After living in Egypt, Sweden, Hong Kong and Singapore, he moved
to Canada and joined the Canadian Army where he was stationed
at Camp Borden from 1954 to 1957, and was promoted Captain Staff
Quarter Master. In 1969, Roger became a professor of Photography
and later the Chair of Visual Arts at Sheridan College, Oakville,
until retiring in 1991. A proud and devoted father, brilliant
photographer, and wonderfully eccentric man. Roger was an avid
sailor and sportsman who was still winning on the tennis court
at the age of 73. He will be missed by many of his close Friends
and colleagues, and forever by his beloved children Nicola, Alexander
and Andrew and his sisters Diana and Cynthia. Roger was predeceased
by his brother Anthony. With the help of family and Friends he
was able to spend his last days at home in comfort. Nicola, Alexander
and Andrew would like to express sincere thanks to Dr.
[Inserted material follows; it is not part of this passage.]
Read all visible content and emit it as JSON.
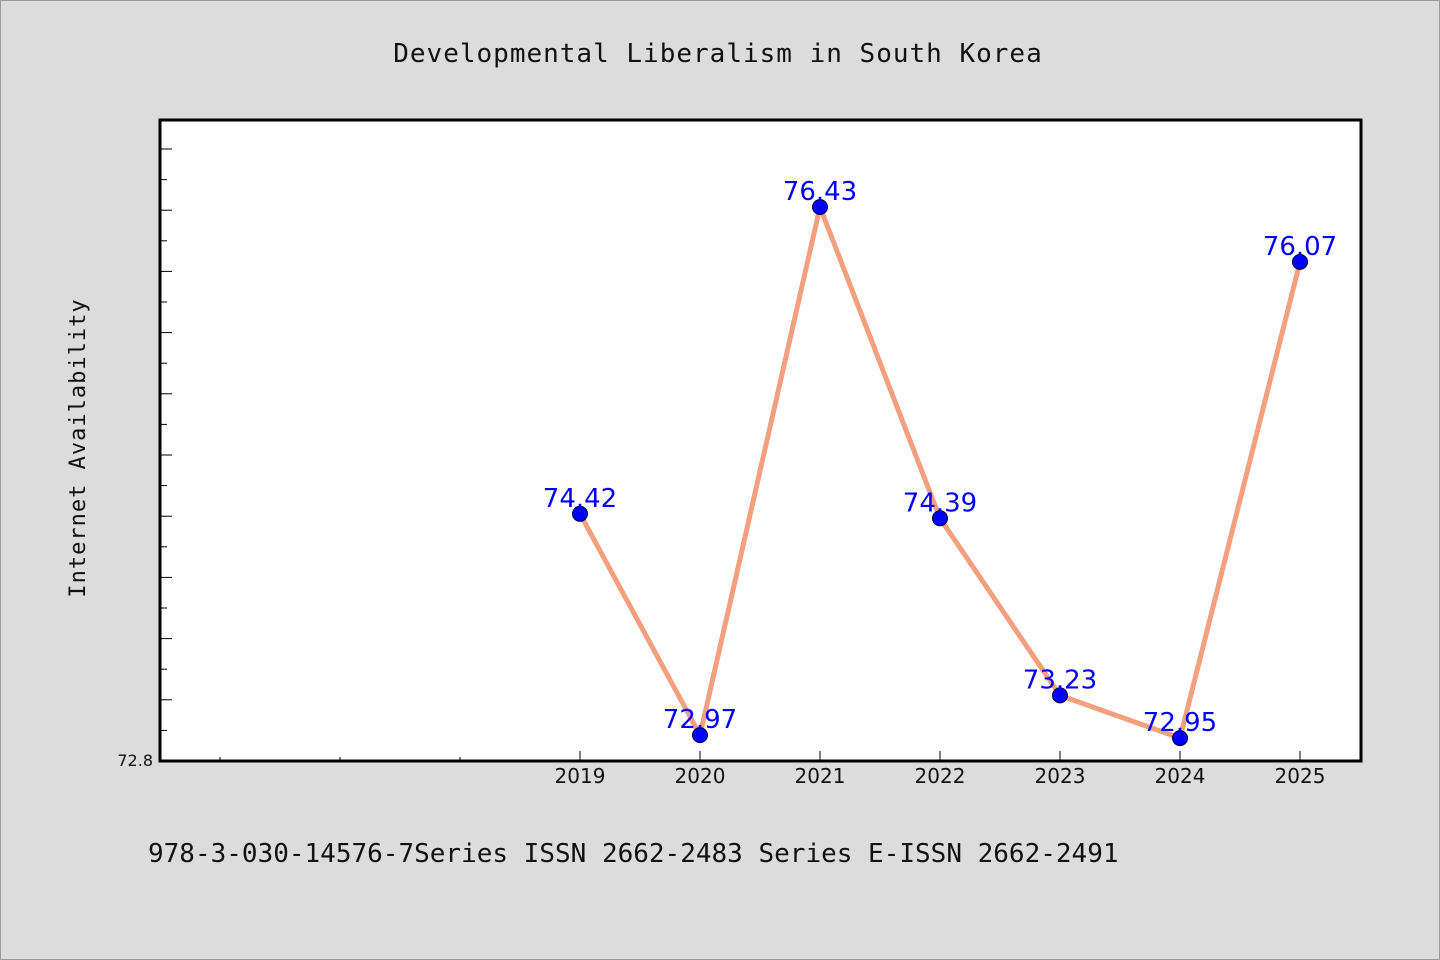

Karen
PAPE, Brian
MAGEE Sr., Steve
JOHNSON, Bill
COSTIGANE, Sandy and
John DUNN, Dr. Matthew
DISTEFANO, Gillian, Sylvie and Kate
HAND
and to his caregiver Eric
NOFTLE. In keeping with Roger's spirit
a 'Pimm's Party' will be held to celebrate his life at The Oakville
Club, 56 Water Street, on July 2nd from 6 p.m. until 9 p.m. In
lieu of flowers, gifts may be made to a memorial charitable trust
established in his memory to assist palliative care patients
in their wishes to die at home in dignity. Donations can be sent
to 'The Roger Jowett Charitable Trust', 45-1534 Lancaster Drive,
Oakville, On L6H 2Z3. The trust is currently applying for registered
status with the Canada Customs and Revenue Agency.